Incredibile ma vero, ancora una volta Ingrao ritiene che non ci sia niente di male se le votazioni in aula e in commissione avvengono contemporaneamente: decide dunque di non sospendere i lavori della commissione giustizia, neanche nel caso di votazioni in aula. Non servono a farlo ritornare sulle sue decisioni le proteste dei deputati radicali, l'esibizione di circolari presidenziali degli anni precedenti in cui si dichiarava la nullità dei lavori di commissioni in sede legislativa convocate contemporaneamente ai lavori legislativi d'aula, la denuncia della condizione a cui viene costretto non tanto il deputato d'opposizione, ma il deputato di maggioranza che deve votare come una pecora provvedimenti diversi senza neppure conoscere l'oggetto della votazione e aver ascoltato i pareri diversi dei suoi colleghi, costretto ad obbedire solamente alle indicazioni del capogruppo.
Tutto ciò avviene mentre Moro è nelle mani delle Brigate Rosse: ancora, il Parlamento viene espropriato dei suoi diritti e doveri di indirizzo e di controllo dell'esecutivo.
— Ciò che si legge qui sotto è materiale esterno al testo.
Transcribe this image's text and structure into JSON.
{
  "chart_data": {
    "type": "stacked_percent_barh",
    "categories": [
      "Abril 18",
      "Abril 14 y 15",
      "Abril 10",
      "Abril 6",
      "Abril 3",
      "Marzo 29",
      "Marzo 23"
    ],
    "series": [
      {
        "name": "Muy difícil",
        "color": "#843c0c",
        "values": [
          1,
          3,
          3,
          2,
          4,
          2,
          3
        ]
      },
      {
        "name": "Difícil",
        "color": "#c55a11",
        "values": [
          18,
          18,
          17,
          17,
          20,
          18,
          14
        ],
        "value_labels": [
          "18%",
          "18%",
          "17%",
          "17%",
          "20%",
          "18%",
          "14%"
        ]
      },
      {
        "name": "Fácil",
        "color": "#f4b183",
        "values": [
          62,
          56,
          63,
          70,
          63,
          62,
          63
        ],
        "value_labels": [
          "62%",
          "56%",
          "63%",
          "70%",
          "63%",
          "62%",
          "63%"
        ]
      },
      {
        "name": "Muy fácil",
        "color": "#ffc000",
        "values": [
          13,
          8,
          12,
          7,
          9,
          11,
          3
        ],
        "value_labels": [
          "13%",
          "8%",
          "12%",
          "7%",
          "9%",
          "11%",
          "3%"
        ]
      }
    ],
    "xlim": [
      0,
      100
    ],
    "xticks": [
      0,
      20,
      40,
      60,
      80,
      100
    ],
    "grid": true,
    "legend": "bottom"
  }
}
Alle richieste quotidiane dei deputati radicali di aprire alla Camera il dibattito necessario per esplorare tutte le strade che potessero impedire l'assassinio del Presidente della Democrazia Cristiana, la maggioranza opponeva la forza del numero, la violenza anticostituzionale, l'esproprio del Parlamento. E naturalmente Ingrao, cultore della centralità del Parlamento, rimaneva impassibile.
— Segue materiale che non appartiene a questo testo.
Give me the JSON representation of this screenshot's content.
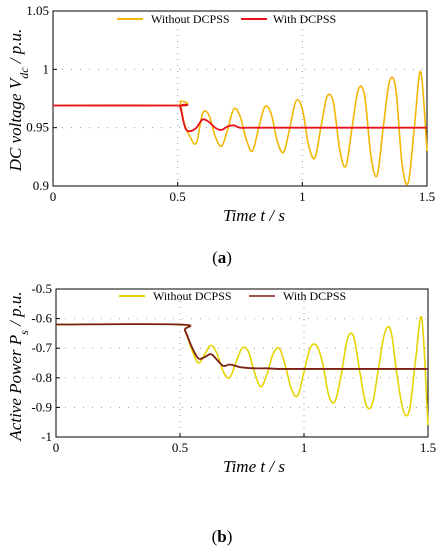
{
  "chart_data": [
    {
      "type": "line",
      "ylabel": "DC voltage V_dc / p.u.",
      "ylabel_main": "DC voltage V",
      "ylabel_sub": "dc",
      "ylabel_tail": " / p.u.",
      "xlabel": "Time t / s",
      "caption_letter": "a",
      "xlim": [
        0,
        1.5
      ],
      "ylim": [
        0.9,
        1.05
      ],
      "xticks": [
        0,
        0.5,
        1,
        1.5
      ],
      "xtick_labels": [
        "0",
        "0.5",
        "1",
        "1.5"
      ],
      "yticks": [
        0.9,
        0.95,
        1,
        1.05
      ],
      "ytick_labels": [
        "0.9",
        "0.95",
        "1",
        "1.05"
      ],
      "grid": "dotted",
      "legend_position": "top",
      "series": [
        {
          "name": "Without DCPSS",
          "color": "#f2b705",
          "x": [
            0,
            0.5,
            0.51,
            0.525,
            0.55,
            0.575,
            0.6,
            0.625,
            0.65,
            0.675,
            0.7,
            0.725,
            0.75,
            0.775,
            0.8,
            0.825,
            0.85,
            0.875,
            0.9,
            0.925,
            0.95,
            0.975,
            1.0,
            1.025,
            1.05,
            1.075,
            1.1,
            1.125,
            1.15,
            1.175,
            1.2,
            1.225,
            1.25,
            1.275,
            1.3,
            1.325,
            1.35,
            1.375,
            1.4,
            1.425,
            1.45,
            1.475,
            1.5
          ],
          "y": [
            0.969,
            0.969,
            0.972,
            0.955,
            0.942,
            0.937,
            0.962,
            0.961,
            0.943,
            0.934,
            0.948,
            0.966,
            0.96,
            0.94,
            0.93,
            0.95,
            0.968,
            0.962,
            0.938,
            0.929,
            0.95,
            0.973,
            0.966,
            0.935,
            0.924,
            0.951,
            0.977,
            0.971,
            0.931,
            0.917,
            0.951,
            0.983,
            0.977,
            0.926,
            0.909,
            0.951,
            0.99,
            0.983,
            0.919,
            0.903,
            0.952,
            0.998,
            0.93
          ]
        },
        {
          "name": "With DCPSS",
          "color": "#e8121a",
          "x": [
            0,
            0.5,
            0.51,
            0.53,
            0.55,
            0.575,
            0.6,
            0.625,
            0.65,
            0.675,
            0.7,
            0.725,
            0.75,
            0.8,
            0.9,
            1.0,
            1.5
          ],
          "y": [
            0.969,
            0.969,
            0.968,
            0.95,
            0.947,
            0.95,
            0.957,
            0.955,
            0.95,
            0.948,
            0.951,
            0.952,
            0.95,
            0.95,
            0.95,
            0.95,
            0.95
          ]
        }
      ]
    },
    {
      "type": "line",
      "ylabel": "Active Power P_s / p.u.",
      "ylabel_main": "Active Power P",
      "ylabel_sub": "s",
      "ylabel_tail": " / p.u.",
      "xlabel": "Time t / s",
      "caption_letter": "b",
      "xlim": [
        0,
        1.5
      ],
      "ylim": [
        -1,
        -0.5
      ],
      "xticks": [
        0,
        0.5,
        1,
        1.5
      ],
      "xtick_labels": [
        "0",
        "0.5",
        "1",
        "1.5"
      ],
      "yticks": [
        -1,
        -0.9,
        -0.8,
        -0.7,
        -0.6,
        -0.5
      ],
      "ytick_labels": [
        "-1",
        "-0.9",
        "-0.8",
        "-0.7",
        "-0.6",
        "-0.5"
      ],
      "grid": "dotted",
      "legend_position": "top",
      "series": [
        {
          "name": "Without DCPSS",
          "color": "#e6d400",
          "x": [
            0,
            0.5,
            0.52,
            0.55,
            0.575,
            0.6,
            0.625,
            0.65,
            0.675,
            0.7,
            0.725,
            0.75,
            0.775,
            0.8,
            0.825,
            0.85,
            0.875,
            0.9,
            0.925,
            0.95,
            0.975,
            1.0,
            1.025,
            1.05,
            1.075,
            1.1,
            1.125,
            1.15,
            1.175,
            1.2,
            1.225,
            1.25,
            1.275,
            1.3,
            1.325,
            1.35,
            1.375,
            1.4,
            1.425,
            1.45,
            1.475,
            1.5
          ],
          "y": [
            -0.62,
            -0.62,
            -0.64,
            -0.71,
            -0.75,
            -0.72,
            -0.69,
            -0.72,
            -0.78,
            -0.8,
            -0.75,
            -0.7,
            -0.71,
            -0.78,
            -0.83,
            -0.79,
            -0.72,
            -0.7,
            -0.76,
            -0.84,
            -0.86,
            -0.78,
            -0.7,
            -0.69,
            -0.75,
            -0.86,
            -0.88,
            -0.79,
            -0.67,
            -0.66,
            -0.78,
            -0.89,
            -0.89,
            -0.77,
            -0.65,
            -0.64,
            -0.79,
            -0.91,
            -0.91,
            -0.74,
            -0.6,
            -0.96
          ]
        },
        {
          "name": "With DCPSS",
          "color": "#7a1f12",
          "x": [
            0,
            0.5,
            0.52,
            0.55,
            0.575,
            0.6,
            0.625,
            0.65,
            0.675,
            0.7,
            0.725,
            0.75,
            0.8,
            0.85,
            0.9,
            1.0,
            1.5
          ],
          "y": [
            -0.62,
            -0.62,
            -0.64,
            -0.7,
            -0.735,
            -0.73,
            -0.72,
            -0.74,
            -0.76,
            -0.755,
            -0.76,
            -0.765,
            -0.768,
            -0.768,
            -0.77,
            -0.77,
            -0.77
          ]
        }
      ]
    }
  ]
}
Da quanto è accaduto e sta accadendo oggi in Parlamento è chiaro che la richiesta di attuazione della Costituzione e dei regolamenti, la difesa dello Stato di diritto, sono oggi momenti di lotta rivoluzionaria contro chi, per affermare la propria logica illiberale e anticostituzionale, continua a far strage di leggi, costituzione, regolamenti, a cui, come è tragicamente dimostrato dagli ultimi avvenimenti, segue sempre la strage di vite umane, l'indifferenza e la sfiducia dei cittadini nell'agibilità democratica degli strumenti istituzionali.
Il fatto che cinque deputati siano riusciti a costringere la maggioranza a chiedere, per la prima volta in assoluto dopo trent'anni, un voto di fiducia sul decreto antiterrorismo per stroncare la loro opposizione, costituisce certamente una grossa e inaspettata vittoria.
Ma questo non è evidentemente sufficiente: solo la partecipazione dei cittadini può consentire anche a minime opposizioni parlamentari di esprimere con forza la volontà di maggioranze esistenti nel paese che, oggi, non trovano certamente rappresentanza e sbocco politico diretto nei partiti storici della sinistra.